- Press Release
- Sep 26, 2022
NASA Cassini Significant Events for 05/13/04 – 05/19/04
The most recent spacecraft telemetry was acquired from the Goldstone
tracking station on Wednesday, May 19. The Cassini spacecraft is in an
excellent state of health and is operating normally. Information on the
present position and speed of the Cassini spacecraft may be found on the
“Present Position” web page located at
After activating, loading instrument expanded blocks, and initializing
various instruments, S01, the first tour sequence, began data collection
activities. Unique activities in S01 include trajectory correction
maneuvers 20 and 21, the first Inertial Vector Propagator (IVP) live update,
and the only Phoebe encounter in the tour.
On-board activities this week included the Imaging Science Subsystem (ISS)
Titan movie, which searches for evidence of cloud motion to measure winds.
ISS also continued to study the orbits of the known satellites to improve
understanding of short- and long-term dynamical evolution. The Ultraviolet
Imaging Spectrograph (UVIS) continues to map the Saturn magnetosphere in
neutral and ion photon emissions to derive the distribution and density of
atomic and molecular species. The Composite and Infrared Spectrometer
(CIRS) collected the first in a series of long integrations of Saturn for
temperature data. The ISS continued with some standard searches for
satellites embedded in the outer part of the rings and outside the main
On Saturday, May 15th, the first Radio Science Subsystem (RSS) activity
during tour took place. This consisted of a 4-hour long Ultra Stable
Oscillator (USO) characterization, and was also an opportunity to continue
with the Ka-band Translator recovery attempts.

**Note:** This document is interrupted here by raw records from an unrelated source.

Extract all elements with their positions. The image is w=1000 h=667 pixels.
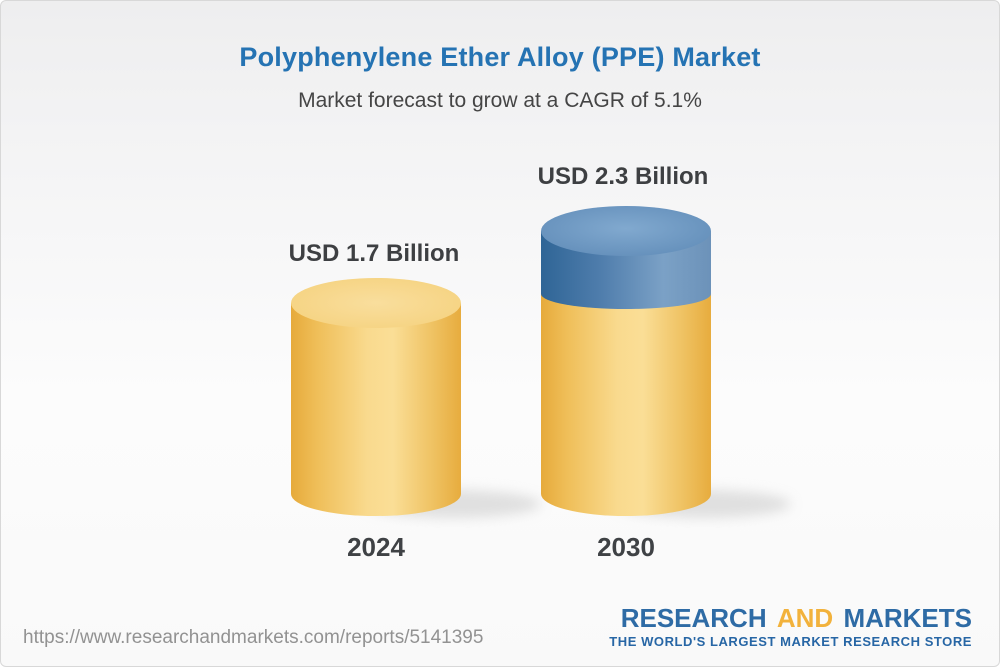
cylinder-2024 bbox=[291, 278, 461, 516]
value-label-2030: USD 2.3 Billion bbox=[537, 163, 709, 190]
cylinder-2024-body bbox=[291, 303, 461, 516]
cylinder-2030-growth-top bbox=[541, 206, 711, 256]
logo-word-and: AND bbox=[776, 603, 834, 633]
researchandmarkets-logo: RESEARCH AND MARKETS THE WORLD'S LARGEST… bbox=[609, 605, 972, 648]
category-label-2024: 2024 bbox=[347, 532, 405, 562]
report-url: https://www.researchandmarkets.com/repor… bbox=[23, 627, 484, 648]
cylinder-2024-top bbox=[291, 278, 461, 328]
logo-word-research: RESEARCH bbox=[620, 603, 767, 633]
value-label-2024: USD 1.7 Billion bbox=[288, 240, 460, 267]
category-label-2030: 2030 bbox=[597, 532, 655, 562]
cylinder-2030 bbox=[541, 206, 711, 516]
page-title: Polyphenylene Ether Alloy (PPE) Market bbox=[239, 42, 761, 72]
cylinder-2030-base-body bbox=[541, 291, 711, 516]
logo-word-markets: MARKETS bbox=[843, 603, 972, 633]
logo-tagline: THE WORLD'S LARGEST MARKET RESEARCH STOR… bbox=[609, 634, 972, 649]
logo-wordmark: RESEARCH AND MARKETS bbox=[609, 605, 972, 631]
page-subtitle: Market forecast to grow at a CAGR of 5.1… bbox=[298, 89, 702, 112]
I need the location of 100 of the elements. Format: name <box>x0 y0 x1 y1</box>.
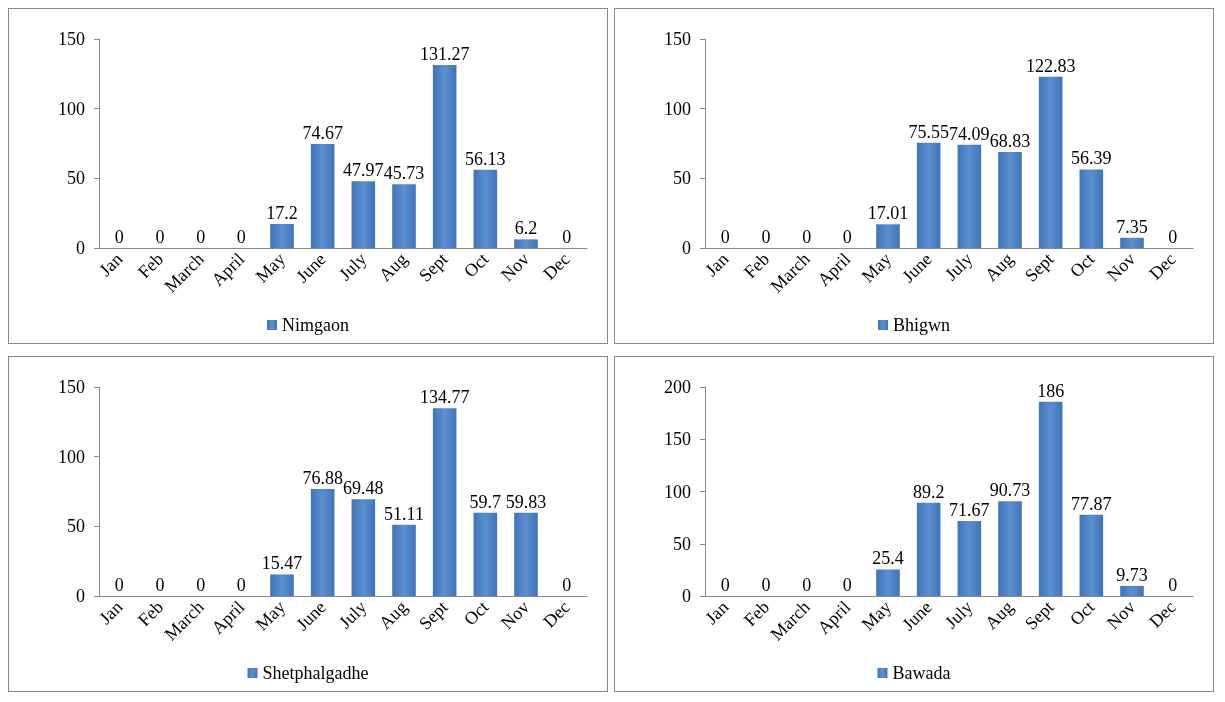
data-label: 25.4 <box>872 548 904 569</box>
y-tick-label: 100 <box>58 98 85 119</box>
x-tick-label: Dec <box>539 596 574 632</box>
data-label: 51.11 <box>384 503 424 524</box>
bar <box>270 224 294 248</box>
data-label: 75.55 <box>908 121 949 142</box>
data-label: 74.67 <box>302 122 343 143</box>
data-label: 0 <box>562 227 572 247</box>
legend-label: Nimgaon <box>282 315 349 335</box>
data-label: 56.13 <box>465 148 506 169</box>
bar <box>351 181 376 248</box>
bar <box>514 512 538 596</box>
bar <box>998 152 1022 248</box>
data-label: 0 <box>236 227 246 247</box>
data-label: 90.73 <box>989 480 1031 501</box>
data-label: 69.48 <box>343 478 384 499</box>
x-tick-label: Dec <box>1145 248 1180 284</box>
x-tick-label: Feb <box>739 248 774 283</box>
bar <box>392 184 416 248</box>
x-tick-label: Feb <box>133 248 168 283</box>
data-label: 0 <box>842 227 852 247</box>
x-tick-label: Nov <box>1103 248 1140 285</box>
x-tick-label: Jan <box>95 596 127 629</box>
data-label: 0 <box>236 575 246 595</box>
bar <box>1120 237 1144 248</box>
data-label: 89.2 <box>912 481 945 502</box>
x-tick-label: Sept <box>414 248 452 286</box>
data-label: 0 <box>1168 575 1178 595</box>
bar <box>998 501 1022 596</box>
bar <box>432 408 457 596</box>
x-tick-label: Jan <box>701 596 733 629</box>
x-tick-label: Aug <box>981 596 1018 633</box>
data-label: 47.97 <box>343 160 384 181</box>
data-label: 0 <box>155 227 165 247</box>
x-tick-label: May <box>251 596 290 635</box>
x-tick-label: Sept <box>1020 596 1058 634</box>
data-label: 56.39 <box>1071 148 1112 169</box>
y-tick-label: 50 <box>67 516 85 537</box>
y-tick-label: 200 <box>664 377 691 397</box>
bar <box>310 488 335 596</box>
x-tick-label: Oct <box>459 248 493 282</box>
x-tick-label: July <box>335 248 371 285</box>
y-tick-label: 150 <box>58 29 85 49</box>
bar <box>310 143 335 248</box>
bar <box>514 239 538 248</box>
x-tick-label: June <box>898 596 936 635</box>
data-label: 0 <box>196 227 206 247</box>
data-label: 134.77 <box>419 387 470 408</box>
data-label: 17.01 <box>867 203 909 224</box>
bar <box>916 502 941 596</box>
data-label: 0 <box>1168 227 1178 247</box>
data-label: 0 <box>114 227 124 247</box>
data-label: 68.83 <box>989 131 1031 152</box>
x-tick-label: Jan <box>701 248 733 281</box>
x-tick-label: Dec <box>1145 596 1180 632</box>
y-tick-label: 150 <box>58 377 85 397</box>
data-label: 122.83 <box>1025 55 1076 76</box>
y-tick-label: 150 <box>664 29 691 49</box>
bar <box>957 521 982 596</box>
data-label: 0 <box>761 227 771 247</box>
x-tick-label: July <box>941 248 977 285</box>
x-tick-label: Nov <box>497 596 534 633</box>
legend-label: Bhigwn <box>893 315 951 335</box>
y-tick-label: 50 <box>67 168 85 189</box>
bar <box>1120 585 1144 596</box>
data-label: 0 <box>720 227 730 247</box>
bar <box>876 569 900 596</box>
x-tick-label: Oct <box>459 596 493 630</box>
bar <box>957 144 982 248</box>
data-label: 45.73 <box>383 163 425 184</box>
data-label: 131.27 <box>419 44 470 65</box>
x-tick-label: Aug <box>375 596 412 633</box>
x-tick-label: Nov <box>497 248 534 285</box>
bar <box>270 574 294 596</box>
y-tick-label: 0 <box>682 238 691 258</box>
x-tick-label: Aug <box>375 248 412 285</box>
data-label: 71.67 <box>949 500 990 521</box>
legend-label: Shetphalgadhe <box>262 663 369 683</box>
data-label: 0 <box>802 575 812 595</box>
y-tick-label: 0 <box>76 238 85 258</box>
data-label: 76.88 <box>302 467 343 488</box>
y-tick-label: 50 <box>673 533 691 554</box>
data-label: 0 <box>802 227 812 247</box>
data-label: 0 <box>114 575 124 595</box>
data-label: 0 <box>720 575 730 595</box>
x-tick-label: Nov <box>1103 596 1140 633</box>
data-label: 0 <box>155 575 165 595</box>
data-label: 0 <box>196 575 206 595</box>
bar <box>876 224 900 248</box>
x-tick-label: Feb <box>133 596 168 631</box>
data-label: 186 <box>1037 380 1065 401</box>
y-tick-label: 100 <box>664 98 691 119</box>
data-label: 0 <box>842 575 852 595</box>
x-tick-label: Jan <box>95 248 127 281</box>
y-tick-label: 100 <box>664 481 691 502</box>
x-tick-label: May <box>857 248 896 287</box>
x-tick-label: June <box>898 248 936 287</box>
data-label: 0 <box>562 575 572 595</box>
bar <box>1079 514 1104 596</box>
data-label: 77.87 <box>1071 493 1112 514</box>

In the last week, 684 ISS images arrived and were distributed along with 77
Visual and Infrared Mapping Spectrometer (VIMS) cubes. The total number of
ISS images acquired since the start of Approach Science is now 6655, and the
number of VIMS cubes is 843.
In support of the Phoebe encounter, the flight team is holding an Operations
Readiness Test (ORT) for the Phoebe Live Update Process. This week an ORT
walk-through was held along with a Live Update ORT Go/No-Go meeting, and a
Phoebe ORT Command approval meeting. Once complete, the files generated
during this test will be run through the Integrated Test Laboratory for
Sequence development of S02 continued this week with release for review of
the S02 Preliminary Sequence Integration and Validation 2 (PSIV) stripped
subsequence products. Ten sequence change requests (SCR) were dispositioned
at the S02 PSIV SCR approval meeting. A kick-off meeting was held for the
S03 Science and Sequence Update Process.
The Science Operations Plan (SOP) Implementation process for tour sequences
S31 and S32 began this week. Sequences S27 and S28 wrapped up, and S29 and
S30 were merged for official port #1 and are currently being reviewed.
An updated Cassini reference trajectory was released on 13 May 2004. The new
trajectory results from improvements in satellite ephemeris knowledge, and
enables the navigation team to maintain key science objectives while
controlling propellant expenditure within acceptable limits.
SOI readiness reviews this week included a presentation to the Tom Young
committee and an internal Project review. Both reviews resulted in some
actions being accepted, but the consensus of both was that the Project is
well postured for the upcoming SOI.
Members of the flight team traveled to the DSN complex at Goldstone,
California, to perform an Emergency Control Center (ECC) demonstration.
These demos occur periodically to confirm that emergency command capability
is still active and available should the need arise. Unfortunately, a
reoccurrence of a 2-way acquisition failure at DSS-25 invalidated the demo.
The team is currently looking at options for rescheduling the test.
A new version of the Multi-Mission Image Processing Laboratory software set
was accepted for operations at a Delivery Review. Four approved additions
were made to enhance robustness and eliminate some uplink workarounds.
Additional reviews were held for Spacecraft Operations Office tools
Telemetry Input Gap Analyzer and Reporter V1.0, Kinematic Prediction Tool
10.3.5, and IVP 10.3.3.
Approximately 40,000 guests visited JPL and the Cassini display last weekend
for the laboratory’s annual open house. The Cassini display included a
half-scale model of the spacecraft, and screened the planetarium show “Ring
World.” Members from the flight team volunteered time at the different
Cassini exhibits throughout the weekend.
This week’s image is a single filter narrow angle camera view of Titan.
This and previous images can be accessed at:
Cassini is a cooperative project of NASA, the European Space Agency and the
Italian Space Agency. The Jet Propulsion Laboratory, a division of the
California Institute of Technology in Pasadena, Calif., manages the Cassini
mission for NASA’s Office of Space Science, Washington, D.C.